Çocukluğumuzda ebeveynlerimizin üstünde titizlikle durduğu ve bize kazandırmaya çalıştığı en önemli erdemlerden biri dürüst olmaktı değil mi:)
İyi çocuklar olmalıydık, yaptığımız yanlış da olsa gidip anne-babamıza anlatmalıydık çünkü onların sevgisi koşulsuzdu ve hatalı da olsak bizi seveceklerdi, anlayacaklardı, yol göstereceklerdi.(İdeali buydu!)
Bizler büyüdük ve ideal çizgiden kimi zaman az kimi zaman çok ayrıldık, ufak ufak pembesinden beyazından yalanlar söylemeye, işimize göre davranmaya başladık, nabza göre şerbet verdik, en basiti sınavda kopya çektik(ben çekmedim diyen başta en yalancıdır!). Oysa masallar dinlemiştik, yalan söyleyince burnumuz uzayacaktı.

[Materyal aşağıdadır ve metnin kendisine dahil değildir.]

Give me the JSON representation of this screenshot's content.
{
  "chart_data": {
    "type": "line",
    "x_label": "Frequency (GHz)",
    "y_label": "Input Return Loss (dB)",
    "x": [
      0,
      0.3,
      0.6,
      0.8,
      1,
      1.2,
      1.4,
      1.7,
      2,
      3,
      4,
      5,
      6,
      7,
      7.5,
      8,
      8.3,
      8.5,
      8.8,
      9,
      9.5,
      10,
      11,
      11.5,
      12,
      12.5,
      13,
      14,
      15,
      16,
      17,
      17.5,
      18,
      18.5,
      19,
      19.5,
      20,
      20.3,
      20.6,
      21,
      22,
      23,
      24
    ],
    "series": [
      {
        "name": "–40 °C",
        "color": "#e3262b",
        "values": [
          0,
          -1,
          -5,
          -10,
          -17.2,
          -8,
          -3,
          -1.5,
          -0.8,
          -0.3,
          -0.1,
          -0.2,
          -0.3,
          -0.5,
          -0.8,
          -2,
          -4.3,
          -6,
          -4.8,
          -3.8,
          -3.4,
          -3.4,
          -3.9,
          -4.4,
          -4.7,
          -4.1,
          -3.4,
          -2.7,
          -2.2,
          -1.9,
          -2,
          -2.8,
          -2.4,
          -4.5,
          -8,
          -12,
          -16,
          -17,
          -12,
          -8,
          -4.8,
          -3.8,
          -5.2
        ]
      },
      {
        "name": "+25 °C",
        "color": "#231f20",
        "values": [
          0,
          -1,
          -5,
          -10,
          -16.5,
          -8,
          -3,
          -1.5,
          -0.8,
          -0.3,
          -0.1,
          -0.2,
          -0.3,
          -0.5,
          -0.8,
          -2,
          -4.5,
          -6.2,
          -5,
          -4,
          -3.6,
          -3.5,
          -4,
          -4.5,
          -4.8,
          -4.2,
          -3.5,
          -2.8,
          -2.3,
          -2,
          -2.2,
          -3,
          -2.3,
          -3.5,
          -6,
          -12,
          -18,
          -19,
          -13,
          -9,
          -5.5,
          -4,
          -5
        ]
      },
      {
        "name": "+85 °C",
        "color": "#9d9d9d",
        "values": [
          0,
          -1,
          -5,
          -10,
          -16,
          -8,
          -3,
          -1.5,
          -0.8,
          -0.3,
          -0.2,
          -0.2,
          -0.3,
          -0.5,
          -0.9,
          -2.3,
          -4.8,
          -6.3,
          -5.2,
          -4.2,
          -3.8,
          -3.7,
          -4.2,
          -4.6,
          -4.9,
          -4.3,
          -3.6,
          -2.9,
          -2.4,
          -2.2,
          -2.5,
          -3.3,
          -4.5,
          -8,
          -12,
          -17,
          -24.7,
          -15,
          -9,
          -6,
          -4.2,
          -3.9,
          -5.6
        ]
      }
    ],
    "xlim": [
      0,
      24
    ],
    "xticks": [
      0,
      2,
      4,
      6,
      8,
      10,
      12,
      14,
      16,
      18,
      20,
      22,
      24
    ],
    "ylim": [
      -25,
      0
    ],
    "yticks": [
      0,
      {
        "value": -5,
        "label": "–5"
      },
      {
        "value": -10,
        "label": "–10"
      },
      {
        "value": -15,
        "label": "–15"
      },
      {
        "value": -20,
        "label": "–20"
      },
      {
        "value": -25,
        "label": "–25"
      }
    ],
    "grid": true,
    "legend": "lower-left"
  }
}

Şimdi o masalın kahramanı, haylaz yalancı kukla, oğlumun oyuncağı.
Canım arkadaşım, Nadidem, oğluma bu masalı kahramanı ile anlatayım diye en özelinden detayları ile yaptırmış, güzel bir sürprizle yollamış bana...
Tilda Pinokyomuz elinde benim için en anlamlı fotoğraflardan biri ile çıktı geldi:) Bu özel işçilik için fikri mühim kişi Nadidem ve atölyesinde ayrıca emek vererek çerçeveyi işleyen
Abstractarthouse 'a teşekkür eder, bal yanaklarından öperim!
Yakasındakini biyesini, kalbindeki puantiyesini sevdiğim Pinokyo:) Çağan'ın aklı erene kadar benim oldu:)
12 yıllık Nadidem, sana karşı hiç yamuk yapmadım, hani bu hediyenin altında bir mesaj varsa baştan belirteyim:) Belki blog yazdığımı biraz geç öğrenmiş olabilirsin ama sen de bana ekşi'de yazdığını söylememiştin:))
En iyisi herkes kendine birer tane Pinokyo alsın, sadece çoluğuna çocuğuna değil mümkünse herkese dürüstlüğün önemini anlatsın.
Yalansız dolansız, mutlu mesut günler gördüğümüz bir yıl olsun! Fena mı olur?